On December 12, 2019, the OCC and the FDIC jointly issued a notice of proposed rulemaking (NPR) to modernize the regulatory framework implementing the Community Reinvestment Act. The NPR generally focuses on expanding and delineating the activities that qualify for CRA consideration, providing benchmarks to determine what levels of activity are necessary to obtain a particular CRA rating, establishing additional assessment areas based on the location of a bank's deposits, and increasing clarity, consistency, and transparency in reporting.

The Federal Reserve Board did not join the OCC and the FDIC in promulgating the NPR, signaling the potential for substantially different regulations for OCC- and FDIC-supervised institutions versus Fedsupervised institutions. A dual-regulatory regime of this sort would be unprecedented, as the OCC, FDIC and Fed have had substantially identical CRA regulations since the law's inception more than 40 years ago. Despite the fact that the Fed did not join in the NPR, it has nevertheless articulated that uniform CRA regulation remains its goal.

Key components of the NPR include:

  • Additional Assessment Areas Based on Deposit Locations: The NPR preserves and expands upon the current requirements tying assessment area delineation to locations where a bank has a physical presence. Under the NPR, banks sourcing 50 percent or more of their retail domestic deposits from outside their facility-based assessment areas must also designate as assessment areas those geographies where they receive five percent or more of those deposits. Additionally, the NPR allows banks to receive consideration for certain qualifying activities conducted outside of their assessment areas, such as in Indian country or rural areas.
  • Metric-Based Benchmarks: The NPR establishes quantitative benchmarks for a bank's overall rating, which an examiner would have the discretion to adjust based on the bank's CRA performance context and any evidence of discriminatory or other illegal credit practices. The NPR requires examiners to evaluate (i) the level of a bank's retail lending activity to low- and moderate-income (LMI) individuals within its assessment areas; and (ii) the impact of all of the bank's CRA activity as a ratio of its retail domestic deposits.
  • Home Mortgage Lending Restriction: The NPR provides that home mortgage loans made to highand middle-income individuals living in LMI census tracts would no longer receive CRA consideration. Relatedly, mortgage-backed securities would be deemed a qualified investment only if backed by loans to LMI borrowers.
  • Increased Threshold for Small Business Loans and Small Farm Loans: The NPR raises the eligible size of a loan that qualifies as a small business loan or small farm loan in an LMI area from $1 million to $2 million and indexes that ceiling to inflation.
  • List of Pre-Approved CRA Activities: The NPR contemplates that regulators will provide a publicly available, non-exhaustive list of activities that would automatically receive CRA consideration. The NPR establishes a process for stakeholders to submit additional items for inclusion on the list.
  • Carve Out for Small Banks: The NPR provides that small banks, defined as those with assets of $500 million or less, would have the option to decide whether to be evaluated under existing CRA criteria or the revised framework.
  • Additional Reporting Requirements: The NPR requires banks to collect and report additional data regarding their deposits and qualifying activities to assist with measuring and assessing their CRA activities.

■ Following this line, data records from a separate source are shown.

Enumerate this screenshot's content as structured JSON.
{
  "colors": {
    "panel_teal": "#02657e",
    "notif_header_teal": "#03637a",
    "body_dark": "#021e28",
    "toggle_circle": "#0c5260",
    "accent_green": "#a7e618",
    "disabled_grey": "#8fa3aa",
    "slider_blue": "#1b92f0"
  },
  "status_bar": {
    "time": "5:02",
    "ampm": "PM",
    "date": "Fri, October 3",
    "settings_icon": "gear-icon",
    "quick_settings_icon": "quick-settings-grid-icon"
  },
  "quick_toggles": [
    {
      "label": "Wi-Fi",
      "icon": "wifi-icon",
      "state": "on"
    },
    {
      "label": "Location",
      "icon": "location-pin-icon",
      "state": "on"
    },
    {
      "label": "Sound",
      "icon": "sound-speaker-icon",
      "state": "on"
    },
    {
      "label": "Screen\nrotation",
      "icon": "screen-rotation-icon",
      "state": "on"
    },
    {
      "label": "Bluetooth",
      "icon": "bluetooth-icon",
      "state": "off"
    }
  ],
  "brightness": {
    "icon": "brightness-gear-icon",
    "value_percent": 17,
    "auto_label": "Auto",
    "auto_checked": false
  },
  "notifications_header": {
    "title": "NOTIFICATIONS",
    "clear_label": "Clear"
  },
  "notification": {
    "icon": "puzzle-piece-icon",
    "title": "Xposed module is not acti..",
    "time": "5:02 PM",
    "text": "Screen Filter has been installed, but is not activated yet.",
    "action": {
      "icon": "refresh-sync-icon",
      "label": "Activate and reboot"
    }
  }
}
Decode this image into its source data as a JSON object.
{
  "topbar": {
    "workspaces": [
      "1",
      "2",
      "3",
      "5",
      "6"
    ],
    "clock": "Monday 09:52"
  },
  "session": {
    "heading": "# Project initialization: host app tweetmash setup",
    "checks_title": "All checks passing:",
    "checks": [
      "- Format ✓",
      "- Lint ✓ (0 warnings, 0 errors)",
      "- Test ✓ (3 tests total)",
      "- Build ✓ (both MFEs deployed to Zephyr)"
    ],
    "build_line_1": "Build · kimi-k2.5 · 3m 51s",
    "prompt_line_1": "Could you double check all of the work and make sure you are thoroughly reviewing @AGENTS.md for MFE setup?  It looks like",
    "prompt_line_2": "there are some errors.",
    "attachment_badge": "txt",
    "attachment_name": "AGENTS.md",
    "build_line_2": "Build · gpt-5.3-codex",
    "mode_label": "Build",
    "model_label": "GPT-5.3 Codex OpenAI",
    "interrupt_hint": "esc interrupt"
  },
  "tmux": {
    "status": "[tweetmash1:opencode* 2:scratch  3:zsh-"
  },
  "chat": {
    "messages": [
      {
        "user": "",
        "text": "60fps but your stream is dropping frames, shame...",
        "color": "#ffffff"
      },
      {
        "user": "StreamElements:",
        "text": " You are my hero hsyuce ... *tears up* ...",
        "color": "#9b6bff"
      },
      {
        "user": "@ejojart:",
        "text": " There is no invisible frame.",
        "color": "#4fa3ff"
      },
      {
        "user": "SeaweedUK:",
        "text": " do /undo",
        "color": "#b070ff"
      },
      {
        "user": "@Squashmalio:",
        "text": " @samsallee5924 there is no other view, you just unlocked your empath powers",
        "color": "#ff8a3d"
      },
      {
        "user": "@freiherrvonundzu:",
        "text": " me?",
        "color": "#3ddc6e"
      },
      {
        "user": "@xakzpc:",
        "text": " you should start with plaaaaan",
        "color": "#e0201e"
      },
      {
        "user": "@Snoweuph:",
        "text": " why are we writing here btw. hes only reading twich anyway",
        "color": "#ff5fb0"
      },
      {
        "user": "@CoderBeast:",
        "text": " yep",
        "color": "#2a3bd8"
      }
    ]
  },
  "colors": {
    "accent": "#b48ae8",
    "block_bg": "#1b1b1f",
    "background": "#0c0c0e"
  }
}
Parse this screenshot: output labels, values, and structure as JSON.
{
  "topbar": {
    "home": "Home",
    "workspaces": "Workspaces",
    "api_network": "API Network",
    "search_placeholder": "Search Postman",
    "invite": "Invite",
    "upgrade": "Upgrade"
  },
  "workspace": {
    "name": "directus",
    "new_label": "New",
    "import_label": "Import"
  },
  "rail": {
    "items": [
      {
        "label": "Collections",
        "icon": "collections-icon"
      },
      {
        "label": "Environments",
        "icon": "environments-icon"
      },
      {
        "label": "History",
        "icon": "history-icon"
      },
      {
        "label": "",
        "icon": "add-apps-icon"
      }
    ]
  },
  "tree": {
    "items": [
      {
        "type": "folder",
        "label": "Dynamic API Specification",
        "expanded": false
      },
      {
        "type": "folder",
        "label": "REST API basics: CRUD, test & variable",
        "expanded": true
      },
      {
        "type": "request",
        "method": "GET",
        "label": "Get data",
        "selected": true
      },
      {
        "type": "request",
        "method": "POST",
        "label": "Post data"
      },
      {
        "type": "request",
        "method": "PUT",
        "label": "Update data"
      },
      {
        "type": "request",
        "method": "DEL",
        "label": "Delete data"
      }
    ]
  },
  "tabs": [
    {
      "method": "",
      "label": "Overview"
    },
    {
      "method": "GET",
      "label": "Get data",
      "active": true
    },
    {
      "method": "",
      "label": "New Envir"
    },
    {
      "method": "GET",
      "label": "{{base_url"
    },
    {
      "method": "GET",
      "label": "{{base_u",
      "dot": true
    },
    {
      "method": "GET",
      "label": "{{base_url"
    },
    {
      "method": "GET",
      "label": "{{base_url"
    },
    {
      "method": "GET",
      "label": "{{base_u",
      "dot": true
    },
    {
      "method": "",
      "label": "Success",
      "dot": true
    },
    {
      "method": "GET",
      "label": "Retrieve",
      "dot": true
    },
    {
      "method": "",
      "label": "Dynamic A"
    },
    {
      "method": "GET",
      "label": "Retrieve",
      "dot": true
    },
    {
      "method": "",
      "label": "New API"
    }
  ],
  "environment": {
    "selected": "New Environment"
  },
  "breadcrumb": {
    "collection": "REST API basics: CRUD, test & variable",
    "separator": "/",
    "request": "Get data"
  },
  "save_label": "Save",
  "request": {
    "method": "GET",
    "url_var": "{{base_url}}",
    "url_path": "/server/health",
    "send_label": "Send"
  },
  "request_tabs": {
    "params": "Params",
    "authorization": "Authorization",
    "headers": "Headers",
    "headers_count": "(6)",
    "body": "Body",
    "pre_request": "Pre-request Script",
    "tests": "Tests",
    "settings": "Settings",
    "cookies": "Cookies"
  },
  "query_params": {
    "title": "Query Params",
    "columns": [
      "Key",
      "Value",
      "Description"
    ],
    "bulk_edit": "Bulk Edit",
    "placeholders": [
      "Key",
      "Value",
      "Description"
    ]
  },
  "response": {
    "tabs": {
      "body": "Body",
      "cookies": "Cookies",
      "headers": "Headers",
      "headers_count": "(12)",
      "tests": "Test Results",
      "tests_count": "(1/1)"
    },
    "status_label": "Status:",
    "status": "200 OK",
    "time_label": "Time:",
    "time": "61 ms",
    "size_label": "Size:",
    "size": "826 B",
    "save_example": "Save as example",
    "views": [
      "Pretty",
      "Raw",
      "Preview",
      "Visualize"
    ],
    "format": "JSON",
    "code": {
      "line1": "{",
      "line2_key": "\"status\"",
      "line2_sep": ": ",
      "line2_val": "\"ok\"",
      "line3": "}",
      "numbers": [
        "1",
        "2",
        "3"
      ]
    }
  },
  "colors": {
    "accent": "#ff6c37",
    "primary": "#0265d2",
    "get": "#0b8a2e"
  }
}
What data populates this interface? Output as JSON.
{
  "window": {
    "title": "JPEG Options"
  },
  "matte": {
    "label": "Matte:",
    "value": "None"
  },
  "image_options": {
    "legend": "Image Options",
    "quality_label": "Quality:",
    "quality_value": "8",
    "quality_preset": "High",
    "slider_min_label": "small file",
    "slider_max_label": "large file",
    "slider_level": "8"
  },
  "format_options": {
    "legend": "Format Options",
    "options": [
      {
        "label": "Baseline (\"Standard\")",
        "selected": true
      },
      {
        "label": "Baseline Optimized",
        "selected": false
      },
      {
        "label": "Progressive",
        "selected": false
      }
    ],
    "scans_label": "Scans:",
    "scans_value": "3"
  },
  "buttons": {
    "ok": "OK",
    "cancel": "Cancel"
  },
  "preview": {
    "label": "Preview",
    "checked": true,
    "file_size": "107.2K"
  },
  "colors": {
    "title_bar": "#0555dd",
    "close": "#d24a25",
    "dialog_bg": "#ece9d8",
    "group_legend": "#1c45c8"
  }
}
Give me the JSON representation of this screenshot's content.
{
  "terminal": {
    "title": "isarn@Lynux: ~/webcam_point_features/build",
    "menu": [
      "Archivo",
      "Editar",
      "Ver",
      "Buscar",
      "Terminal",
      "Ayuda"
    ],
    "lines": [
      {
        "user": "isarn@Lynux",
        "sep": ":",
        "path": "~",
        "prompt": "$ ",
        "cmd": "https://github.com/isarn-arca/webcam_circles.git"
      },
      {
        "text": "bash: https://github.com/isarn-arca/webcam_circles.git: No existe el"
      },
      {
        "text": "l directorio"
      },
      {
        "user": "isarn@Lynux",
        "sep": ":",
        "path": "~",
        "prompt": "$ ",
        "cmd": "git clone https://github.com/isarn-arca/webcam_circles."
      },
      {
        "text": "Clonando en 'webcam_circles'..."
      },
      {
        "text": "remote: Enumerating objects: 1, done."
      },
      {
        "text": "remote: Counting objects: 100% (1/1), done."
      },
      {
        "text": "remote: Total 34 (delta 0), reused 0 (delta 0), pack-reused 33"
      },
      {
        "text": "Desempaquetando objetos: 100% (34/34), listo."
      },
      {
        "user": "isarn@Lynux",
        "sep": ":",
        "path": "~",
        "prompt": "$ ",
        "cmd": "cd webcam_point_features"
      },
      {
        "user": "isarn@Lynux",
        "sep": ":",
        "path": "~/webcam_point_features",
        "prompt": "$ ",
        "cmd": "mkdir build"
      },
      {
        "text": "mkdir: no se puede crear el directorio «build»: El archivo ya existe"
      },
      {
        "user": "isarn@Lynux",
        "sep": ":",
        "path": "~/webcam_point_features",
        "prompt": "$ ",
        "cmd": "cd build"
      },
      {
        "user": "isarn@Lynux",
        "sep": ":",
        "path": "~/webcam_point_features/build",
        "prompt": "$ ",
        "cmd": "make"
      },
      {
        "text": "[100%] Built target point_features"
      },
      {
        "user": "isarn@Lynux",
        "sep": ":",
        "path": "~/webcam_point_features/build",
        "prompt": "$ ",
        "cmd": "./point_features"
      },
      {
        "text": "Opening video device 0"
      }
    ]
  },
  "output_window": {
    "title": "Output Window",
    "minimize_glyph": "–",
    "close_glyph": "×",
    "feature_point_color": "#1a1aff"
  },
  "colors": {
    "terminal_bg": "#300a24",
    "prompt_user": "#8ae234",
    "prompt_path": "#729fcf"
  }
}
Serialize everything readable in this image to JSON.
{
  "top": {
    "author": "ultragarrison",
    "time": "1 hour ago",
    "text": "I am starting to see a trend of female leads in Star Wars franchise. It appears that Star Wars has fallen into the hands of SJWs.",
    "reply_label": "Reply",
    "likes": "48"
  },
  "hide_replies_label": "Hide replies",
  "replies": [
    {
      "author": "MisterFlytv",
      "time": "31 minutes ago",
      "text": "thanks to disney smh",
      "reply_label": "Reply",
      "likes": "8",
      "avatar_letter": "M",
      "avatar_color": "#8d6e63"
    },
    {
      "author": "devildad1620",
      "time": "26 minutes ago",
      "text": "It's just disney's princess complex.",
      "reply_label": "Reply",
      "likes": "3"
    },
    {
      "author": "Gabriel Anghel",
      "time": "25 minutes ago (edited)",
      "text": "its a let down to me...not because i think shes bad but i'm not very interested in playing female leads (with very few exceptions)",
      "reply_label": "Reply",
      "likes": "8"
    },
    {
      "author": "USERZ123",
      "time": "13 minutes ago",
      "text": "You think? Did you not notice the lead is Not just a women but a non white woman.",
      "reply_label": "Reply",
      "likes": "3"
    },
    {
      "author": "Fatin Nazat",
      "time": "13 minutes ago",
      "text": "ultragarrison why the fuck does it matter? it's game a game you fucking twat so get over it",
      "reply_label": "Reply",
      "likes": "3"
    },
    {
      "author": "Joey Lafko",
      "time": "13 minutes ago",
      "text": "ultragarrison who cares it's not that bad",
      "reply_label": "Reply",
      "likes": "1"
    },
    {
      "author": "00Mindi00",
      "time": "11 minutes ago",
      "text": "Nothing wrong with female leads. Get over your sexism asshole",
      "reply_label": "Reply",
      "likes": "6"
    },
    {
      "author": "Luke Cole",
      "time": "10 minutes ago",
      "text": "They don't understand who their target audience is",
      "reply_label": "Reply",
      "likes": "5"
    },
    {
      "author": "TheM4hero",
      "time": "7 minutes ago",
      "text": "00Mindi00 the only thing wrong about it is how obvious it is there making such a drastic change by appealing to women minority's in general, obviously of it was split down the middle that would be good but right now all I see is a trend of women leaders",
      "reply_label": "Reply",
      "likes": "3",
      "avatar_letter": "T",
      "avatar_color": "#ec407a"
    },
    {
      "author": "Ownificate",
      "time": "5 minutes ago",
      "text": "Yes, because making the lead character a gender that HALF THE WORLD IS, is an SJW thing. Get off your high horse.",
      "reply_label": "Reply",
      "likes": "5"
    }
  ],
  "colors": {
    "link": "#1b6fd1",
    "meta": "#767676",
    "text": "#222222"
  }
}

The NPR follows the Advance Notice of Proposed Rulemaking (ANPR) published by the OCC in August 2018. The ANPR solicited public comment on dozens of questions regarding CRA modernization, citing the transformation of the financial services industry in the two decades since the regulations were last substantially revised. Approximately 1,500 comments were submitted in response to the OCC's ANPR.

For much of the past year, representatives from all three prudential regulators spoke publicly regarding efforts to jointly issue an NPR. Although the FDIC and the Fed did not join the OCC in its ANPR, they did review the comments submitted in response and met with various stakeholders around the country to discuss CRA modernization. The Fed published a report in June 2019 summarizing feedback received from over 400 bankers and community groups at a series of 29 roundtable discussions hosted between October 2018 and January 2019. The OCC also conducted additional outreach with CRA stakeholders and toured a number of cities over the summer, including Atlanta, Baltimore, Compton, New York City, and Washington, D.C., as well as Indian country in New Mexico.

The 60-day comment period for the NPR will run until approximately mid-February, depending on when the NPR is published in the Federal Register. Any interested party may submit written comments regarding the NPR, regardless of whether such party is an insured depository institution regulated by the OCC or FDIC.